William Pereira - Career

Career

In the 1930s, he and Hal moved to Los Angeles. After working as a solo architect, Pereira was hired by the Motion Picture Relief Fund and designed the first buildings for the Motion Picture Country House in Woodland Hills, California, which was dedicated September 27, 1942.

Pereira also had a brief stint as a Hollywood art director. He shared an Academy Award for Best Special Effects for the action/adventure movie Reap the Wild Wind (1942). He was the art director for "This Gun for Hire", Alan Ladd's first film. He was production designer of the drama Jane Eyre (1944), and of the war drama Since You Went Away (1944) . Pereira was also the producer of the noir crime/drama Johnny Angel (1945), and of the Joan Fontaine drama From This Day Forward (1946).

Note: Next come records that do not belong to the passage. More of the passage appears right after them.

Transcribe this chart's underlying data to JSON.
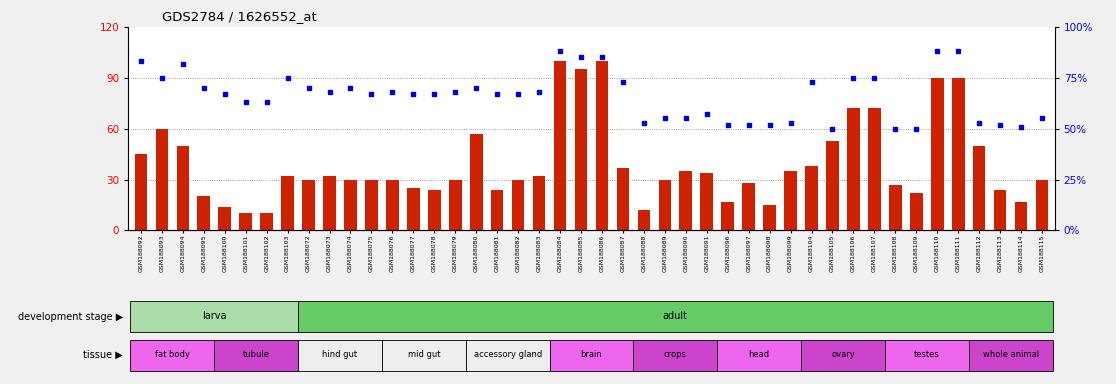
{
  "title": "GDS2784 / 1626552_at",
  "samples": [
    "GSM188092",
    "GSM188093",
    "GSM188094",
    "GSM188095",
    "GSM188100",
    "GSM188101",
    "GSM188102",
    "GSM188103",
    "GSM188072",
    "GSM188073",
    "GSM188074",
    "GSM188075",
    "GSM188076",
    "GSM188077",
    "GSM188078",
    "GSM188079",
    "GSM188080",
    "GSM188081",
    "GSM188082",
    "GSM188083",
    "GSM188084",
    "GSM188085",
    "GSM188086",
    "GSM188087",
    "GSM188088",
    "GSM188089",
    "GSM188090",
    "GSM188091",
    "GSM188096",
    "GSM188097",
    "GSM188098",
    "GSM188099",
    "GSM188104",
    "GSM188105",
    "GSM188106",
    "GSM188107",
    "GSM188108",
    "GSM188109",
    "GSM188110",
    "GSM188111",
    "GSM188112",
    "GSM188113",
    "GSM188114",
    "GSM188115"
  ],
  "counts": [
    45,
    60,
    50,
    20,
    14,
    10,
    10,
    32,
    30,
    32,
    30,
    30,
    30,
    25,
    24,
    30,
    57,
    24,
    30,
    32,
    100,
    95,
    100,
    37,
    12,
    30,
    35,
    34,
    17,
    28,
    15,
    35,
    38,
    53,
    72,
    72,
    27,
    22,
    90,
    90,
    50,
    24,
    17,
    30
  ],
  "percentiles": [
    83,
    75,
    82,
    70,
    67,
    63,
    63,
    75,
    70,
    68,
    70,
    67,
    68,
    67,
    67,
    68,
    70,
    67,
    67,
    68,
    88,
    85,
    85,
    73,
    53,
    55,
    55,
    57,
    52,
    52,
    52,
    53,
    73,
    50,
    75,
    75,
    50,
    50,
    88,
    88,
    53,
    52,
    51,
    55
  ],
  "ylim_left": [
    0,
    120
  ],
  "yticks_left": [
    0,
    30,
    60,
    90,
    120
  ],
  "yticks_right": [
    0,
    25,
    50,
    75,
    100
  ],
  "bar_color": "#cc2200",
  "dot_color": "#0000dd",
  "background_color": "#f0f0f0",
  "plot_bg": "#ffffff",
  "dev_stage_groups": [
    {
      "label": "larva",
      "start": 0,
      "end": 7,
      "color": "#aaddaa"
    },
    {
      "label": "adult",
      "start": 8,
      "end": 43,
      "color": "#66cc66"
    }
  ],
  "tissue_groups": [
    {
      "label": "fat body",
      "start": 0,
      "end": 3,
      "color": "#ee66ee"
    },
    {
      "label": "tubule",
      "start": 4,
      "end": 7,
      "color": "#cc44cc"
    },
    {
      "label": "hind gut",
      "start": 8,
      "end": 11,
      "color": "#eeeeee"
    },
    {
      "label": "mid gut",
      "start": 12,
      "end": 15,
      "color": "#eeeeee"
    },
    {
      "label": "accessory gland",
      "start": 16,
      "end": 19,
      "color": "#eeeeee"
    },
    {
      "label": "brain",
      "start": 20,
      "end": 23,
      "color": "#ee66ee"
    },
    {
      "label": "crops",
      "start": 24,
      "end": 27,
      "color": "#cc44cc"
    },
    {
      "label": "head",
      "start": 28,
      "end": 31,
      "color": "#ee66ee"
    },
    {
      "label": "ovary",
      "start": 32,
      "end": 35,
      "color": "#cc44cc"
    },
    {
      "label": "testes",
      "start": 36,
      "end": 39,
      "color": "#ee66ee"
    },
    {
      "label": "whole animal",
      "start": 40,
      "end": 43,
      "color": "#cc44cc"
    }
  ],
  "legend_count_color": "#cc2200",
  "legend_pct_color": "#0000dd"
}
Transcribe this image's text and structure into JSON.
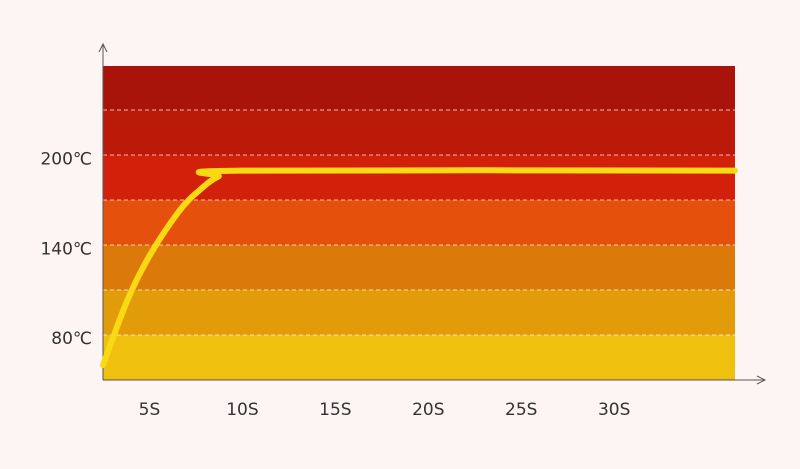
{
  "chart_data": {
    "type": "line",
    "x": [
      2.5,
      3.8,
      5,
      6.6,
      7.7,
      8.7,
      10,
      36.5
    ],
    "values": [
      60,
      103,
      133,
      163,
      177,
      186,
      190,
      190
    ],
    "color": "#f8d914",
    "xlim": [
      2.5,
      36.5
    ],
    "xticks": [
      {
        "value": 5,
        "label": "5S"
      },
      {
        "value": 10,
        "label": "10S"
      },
      {
        "value": 15,
        "label": "15S"
      },
      {
        "value": 20,
        "label": "20S"
      },
      {
        "value": 25,
        "label": "25S"
      },
      {
        "value": 30,
        "label": "30S"
      }
    ],
    "ylim": [
      50,
      260
    ],
    "yticks": [
      {
        "value": 80,
        "label": "80℃"
      },
      {
        "value": 140,
        "label": "140℃"
      },
      {
        "value": 200,
        "label": "200℃"
      }
    ]
  }
}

Though his buildings were often quite stark and sterile in their appearance (owing largely to the science fiction of the era), they were noted for their functional style with a certain flair that made them unmistakable. He took pride in the concept of designing for the future. A great deal of Pereira's "futurist" style is owed to his longtime design collaborator James Langenheim, who had created the initial design for the Theme Building at LAX. The initials "J.L." have appeared as the designer's signature on a number of blueprints for Pereira projects including the similarly futuristic library at UC Irvine, but it is unsure if the initials are Langenheim's.

In 1949, Pereira became a professor of architecture at the University of Southern California. He then formed a partnership with fellow architect and classmate, Charles Luckman, in the early 1950s. The firm, Pereira & Luckman, grew into one of the nation's busiest. The duo designed some of Los Angeles's most well-known buildings, including the famed "Theme Building" at Los Angeles International Airport (in collaboration with Paul Williams and Welton Becket).

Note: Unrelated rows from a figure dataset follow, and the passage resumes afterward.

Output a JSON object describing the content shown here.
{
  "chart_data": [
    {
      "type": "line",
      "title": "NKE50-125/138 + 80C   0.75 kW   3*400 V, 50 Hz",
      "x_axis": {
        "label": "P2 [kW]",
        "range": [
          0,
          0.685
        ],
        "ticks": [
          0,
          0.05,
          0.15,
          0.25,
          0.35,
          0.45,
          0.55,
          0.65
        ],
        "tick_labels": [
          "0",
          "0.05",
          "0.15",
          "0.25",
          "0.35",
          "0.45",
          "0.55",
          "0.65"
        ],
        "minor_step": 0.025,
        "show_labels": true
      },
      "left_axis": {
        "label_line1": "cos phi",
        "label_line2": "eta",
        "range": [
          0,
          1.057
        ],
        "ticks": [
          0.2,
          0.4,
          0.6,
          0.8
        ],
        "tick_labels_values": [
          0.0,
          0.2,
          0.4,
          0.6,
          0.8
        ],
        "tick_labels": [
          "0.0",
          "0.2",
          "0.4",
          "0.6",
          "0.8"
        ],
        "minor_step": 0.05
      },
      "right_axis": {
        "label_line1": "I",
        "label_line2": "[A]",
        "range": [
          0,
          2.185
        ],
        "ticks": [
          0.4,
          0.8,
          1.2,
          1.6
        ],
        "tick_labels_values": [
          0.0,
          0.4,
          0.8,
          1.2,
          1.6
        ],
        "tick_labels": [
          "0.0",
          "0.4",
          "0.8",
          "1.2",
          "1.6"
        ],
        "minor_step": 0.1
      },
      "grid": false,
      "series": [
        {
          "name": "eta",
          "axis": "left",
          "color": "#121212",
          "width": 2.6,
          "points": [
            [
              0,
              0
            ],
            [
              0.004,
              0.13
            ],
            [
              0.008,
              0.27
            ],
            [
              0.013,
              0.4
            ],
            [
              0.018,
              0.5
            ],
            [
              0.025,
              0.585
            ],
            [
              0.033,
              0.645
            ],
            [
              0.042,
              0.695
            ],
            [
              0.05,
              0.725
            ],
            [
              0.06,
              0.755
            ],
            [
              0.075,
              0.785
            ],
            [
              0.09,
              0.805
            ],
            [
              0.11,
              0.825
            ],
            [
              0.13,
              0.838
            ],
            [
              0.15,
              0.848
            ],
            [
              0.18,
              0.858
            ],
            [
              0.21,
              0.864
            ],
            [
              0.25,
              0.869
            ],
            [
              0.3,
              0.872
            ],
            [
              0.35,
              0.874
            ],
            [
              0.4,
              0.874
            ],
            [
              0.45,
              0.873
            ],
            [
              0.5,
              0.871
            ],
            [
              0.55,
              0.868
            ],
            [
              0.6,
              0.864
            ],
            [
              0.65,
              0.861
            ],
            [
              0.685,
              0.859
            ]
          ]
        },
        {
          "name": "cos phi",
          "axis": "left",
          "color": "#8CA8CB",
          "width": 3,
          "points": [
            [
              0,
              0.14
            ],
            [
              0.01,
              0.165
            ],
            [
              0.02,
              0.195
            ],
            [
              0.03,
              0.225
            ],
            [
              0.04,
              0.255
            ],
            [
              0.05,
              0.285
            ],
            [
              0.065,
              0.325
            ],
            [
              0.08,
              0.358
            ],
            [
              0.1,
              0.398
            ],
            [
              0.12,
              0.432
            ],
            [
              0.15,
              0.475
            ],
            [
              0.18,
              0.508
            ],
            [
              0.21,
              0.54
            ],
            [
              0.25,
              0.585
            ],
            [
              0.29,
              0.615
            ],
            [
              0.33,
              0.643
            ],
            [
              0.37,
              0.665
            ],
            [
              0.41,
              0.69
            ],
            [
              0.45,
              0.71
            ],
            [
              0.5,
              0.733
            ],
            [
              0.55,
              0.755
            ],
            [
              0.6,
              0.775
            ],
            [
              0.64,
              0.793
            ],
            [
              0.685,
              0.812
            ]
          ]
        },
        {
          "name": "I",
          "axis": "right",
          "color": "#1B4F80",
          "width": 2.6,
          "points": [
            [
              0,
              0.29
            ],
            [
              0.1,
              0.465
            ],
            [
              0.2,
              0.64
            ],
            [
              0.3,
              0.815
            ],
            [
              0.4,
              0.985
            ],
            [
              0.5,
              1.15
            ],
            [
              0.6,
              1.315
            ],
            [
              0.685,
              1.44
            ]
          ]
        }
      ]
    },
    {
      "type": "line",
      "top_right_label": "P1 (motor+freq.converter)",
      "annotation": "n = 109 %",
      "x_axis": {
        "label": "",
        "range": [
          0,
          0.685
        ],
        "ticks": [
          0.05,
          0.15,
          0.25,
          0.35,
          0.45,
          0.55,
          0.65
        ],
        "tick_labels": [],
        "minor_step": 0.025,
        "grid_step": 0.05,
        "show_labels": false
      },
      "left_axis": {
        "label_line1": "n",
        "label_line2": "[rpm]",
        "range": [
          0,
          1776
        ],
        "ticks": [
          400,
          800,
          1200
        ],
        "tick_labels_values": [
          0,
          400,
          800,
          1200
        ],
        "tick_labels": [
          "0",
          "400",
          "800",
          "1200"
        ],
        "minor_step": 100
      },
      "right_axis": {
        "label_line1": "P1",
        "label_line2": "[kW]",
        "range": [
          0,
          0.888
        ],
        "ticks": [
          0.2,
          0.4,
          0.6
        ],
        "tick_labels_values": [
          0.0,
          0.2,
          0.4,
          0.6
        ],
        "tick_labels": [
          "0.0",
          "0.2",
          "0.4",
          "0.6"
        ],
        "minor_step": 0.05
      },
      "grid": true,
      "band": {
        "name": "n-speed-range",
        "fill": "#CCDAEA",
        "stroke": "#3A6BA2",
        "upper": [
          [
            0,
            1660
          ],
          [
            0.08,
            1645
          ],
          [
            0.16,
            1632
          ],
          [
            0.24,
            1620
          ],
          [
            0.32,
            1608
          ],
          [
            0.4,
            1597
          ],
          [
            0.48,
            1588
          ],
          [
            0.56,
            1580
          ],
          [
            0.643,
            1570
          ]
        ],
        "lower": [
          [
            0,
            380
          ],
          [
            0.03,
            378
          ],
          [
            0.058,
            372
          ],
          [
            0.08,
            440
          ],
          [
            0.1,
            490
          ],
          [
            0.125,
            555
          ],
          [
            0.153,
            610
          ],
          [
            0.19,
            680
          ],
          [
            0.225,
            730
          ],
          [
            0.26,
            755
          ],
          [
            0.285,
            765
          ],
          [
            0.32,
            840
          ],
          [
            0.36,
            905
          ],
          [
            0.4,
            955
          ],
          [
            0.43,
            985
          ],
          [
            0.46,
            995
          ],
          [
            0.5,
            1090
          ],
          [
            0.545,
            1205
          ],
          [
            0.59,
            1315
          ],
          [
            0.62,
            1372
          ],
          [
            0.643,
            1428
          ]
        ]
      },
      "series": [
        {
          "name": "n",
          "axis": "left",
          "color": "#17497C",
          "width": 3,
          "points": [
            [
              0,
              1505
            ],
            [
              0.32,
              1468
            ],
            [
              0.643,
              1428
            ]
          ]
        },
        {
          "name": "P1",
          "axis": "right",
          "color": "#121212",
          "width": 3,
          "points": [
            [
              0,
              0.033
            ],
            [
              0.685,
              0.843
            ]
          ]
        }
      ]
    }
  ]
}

He parted with Luckman in 1959. Afterward, he formed the third and final company of his career, "William L. Pereira & Associates." In the 1960s and 1970s, he and his team completed over 250 projects, including drawing up the master plans for the Los Angeles International Airport expansion and developing the master plan for the 93,000 acre (376 kmĀ²) city of Irvine, California, which put his photograph on the cover of Time Magazine in September 1963. He later worked with Ian McHarg on the plan for the new town of The Woodlands, Texas.

Pereira's buildings were easily identified by their unmistakable style, often taking unusual forms such as pyramids and ziggurats. They usually projected a grand presence, heavyset in appearance and often sitting atop "pedestals" that were themselves an integral part of the building. Many of his buildings were complemented by water features and some were almost entirely surrounded by water. The Los Angeles County Museum of Art, for instance, was a complex of three Googie-esque buildings rising up out of a lake and interconnected by a series of causeways and bridges.

Pereira designed the campus plans of the University of Southern California the University of California, Irvine, and Pepperdine University.

His material of choice in creating his unique geometric forms was pre-cast concrete. Working in this medium, he could create his impressive facades by simply attaching them as panels on to the steel frame of the building.